EU police agency blames human error for data security breach
European Union police agency Europol on Wednesday blamed human error for a breach of its data security rules by a former staff member that reportedly led to dossiers containing information about terrorism investigations becoming visible online.
Dutch investigative television show Zembla reported that a Europol staffer—in a breach of the agency's tight security rules—took dossiers home and copied them to a backup drive that was linked to the internet.
The breach could undermine faith in the organization among EU member states that share highly sensitive intelligence with Europol as a way of boosting continentwide investigations into terrorism and organized crime.
"This leak damages trust in Europol and trust in information exchange, which is our top priority in the security agenda," said Sophie in 't Veld of the ALDE liberal group in the European Parliament. "Information sharing is essential for security."
The liberal bloc called on Europol Director Rob Wainwright and European Commissioner Julian King, whose portfolio includes security, to explain the situation to the European Parliament.
In a statement, Europol sought to allay concerns, saying that the organization "adheres to the highest standards of data security, including continuous security briefings provided to staff members."
But it conceded that "human error is the weakest link when it comes to the intersection of staff, data, and technology."
Zembla said it found more than 700 pages of confidential police dossiers that mention European terrorism investigations on the drive, including the names and phone numbers of people linked to terror investigations.
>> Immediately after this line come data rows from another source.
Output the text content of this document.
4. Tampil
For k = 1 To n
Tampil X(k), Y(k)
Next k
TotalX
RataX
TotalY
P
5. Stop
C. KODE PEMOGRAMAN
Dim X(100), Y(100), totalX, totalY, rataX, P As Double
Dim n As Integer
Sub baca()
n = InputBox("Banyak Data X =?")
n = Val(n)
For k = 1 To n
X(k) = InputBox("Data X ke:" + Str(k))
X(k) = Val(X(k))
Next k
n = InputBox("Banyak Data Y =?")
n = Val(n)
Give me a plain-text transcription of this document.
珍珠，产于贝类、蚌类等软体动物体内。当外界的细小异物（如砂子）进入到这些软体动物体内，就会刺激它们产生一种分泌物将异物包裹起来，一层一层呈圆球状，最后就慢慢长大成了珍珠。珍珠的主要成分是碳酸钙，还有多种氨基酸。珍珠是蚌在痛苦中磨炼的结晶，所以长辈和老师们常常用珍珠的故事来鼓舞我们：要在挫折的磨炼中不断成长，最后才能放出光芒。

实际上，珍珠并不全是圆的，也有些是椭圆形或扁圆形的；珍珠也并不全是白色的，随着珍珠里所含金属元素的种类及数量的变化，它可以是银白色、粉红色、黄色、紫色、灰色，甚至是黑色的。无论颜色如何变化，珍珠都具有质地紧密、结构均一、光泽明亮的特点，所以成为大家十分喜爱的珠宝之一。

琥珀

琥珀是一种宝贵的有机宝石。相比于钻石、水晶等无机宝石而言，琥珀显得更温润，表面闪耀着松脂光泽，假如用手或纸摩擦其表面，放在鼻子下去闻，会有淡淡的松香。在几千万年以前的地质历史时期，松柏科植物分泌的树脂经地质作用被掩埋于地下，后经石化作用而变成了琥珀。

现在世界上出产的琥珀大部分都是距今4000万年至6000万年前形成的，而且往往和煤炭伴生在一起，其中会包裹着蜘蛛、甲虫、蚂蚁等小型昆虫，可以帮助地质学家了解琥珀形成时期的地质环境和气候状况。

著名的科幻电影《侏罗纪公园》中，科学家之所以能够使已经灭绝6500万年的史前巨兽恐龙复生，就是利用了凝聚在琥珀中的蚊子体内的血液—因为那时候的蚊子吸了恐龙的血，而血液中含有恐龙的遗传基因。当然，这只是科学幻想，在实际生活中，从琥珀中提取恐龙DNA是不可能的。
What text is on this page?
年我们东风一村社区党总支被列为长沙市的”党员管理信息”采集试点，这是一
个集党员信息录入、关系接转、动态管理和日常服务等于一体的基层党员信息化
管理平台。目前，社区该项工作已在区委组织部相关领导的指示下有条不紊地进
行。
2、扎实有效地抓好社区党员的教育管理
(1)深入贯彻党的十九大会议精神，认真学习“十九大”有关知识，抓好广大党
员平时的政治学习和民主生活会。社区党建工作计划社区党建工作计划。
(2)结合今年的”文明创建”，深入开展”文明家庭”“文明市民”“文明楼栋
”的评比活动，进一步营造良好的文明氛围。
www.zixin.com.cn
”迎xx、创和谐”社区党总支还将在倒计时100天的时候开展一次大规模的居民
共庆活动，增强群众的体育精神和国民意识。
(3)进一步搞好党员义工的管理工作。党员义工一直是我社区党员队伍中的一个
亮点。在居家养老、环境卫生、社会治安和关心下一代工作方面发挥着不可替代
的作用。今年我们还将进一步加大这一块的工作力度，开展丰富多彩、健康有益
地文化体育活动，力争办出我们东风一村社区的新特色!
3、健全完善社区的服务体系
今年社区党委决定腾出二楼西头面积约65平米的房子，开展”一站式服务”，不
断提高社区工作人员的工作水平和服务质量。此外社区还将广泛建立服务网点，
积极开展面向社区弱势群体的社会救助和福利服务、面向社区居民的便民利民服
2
Among the investigations mentioned was the probe into the deadly Madrid train bombings in 2004 that killed 191 people.
Europol said the breach related to "sensitive information dating from around 10 years ago."
The Hague-based organization added that it is investigating the breach and had immediately informed member states involved in the investigations.
"As of today, there is no indication that an investigation has been jeopardized, due to the compromise of this historical data," the organization said in a statement. "Europol will continue to assess the impact of the data in question, together with concerned member states."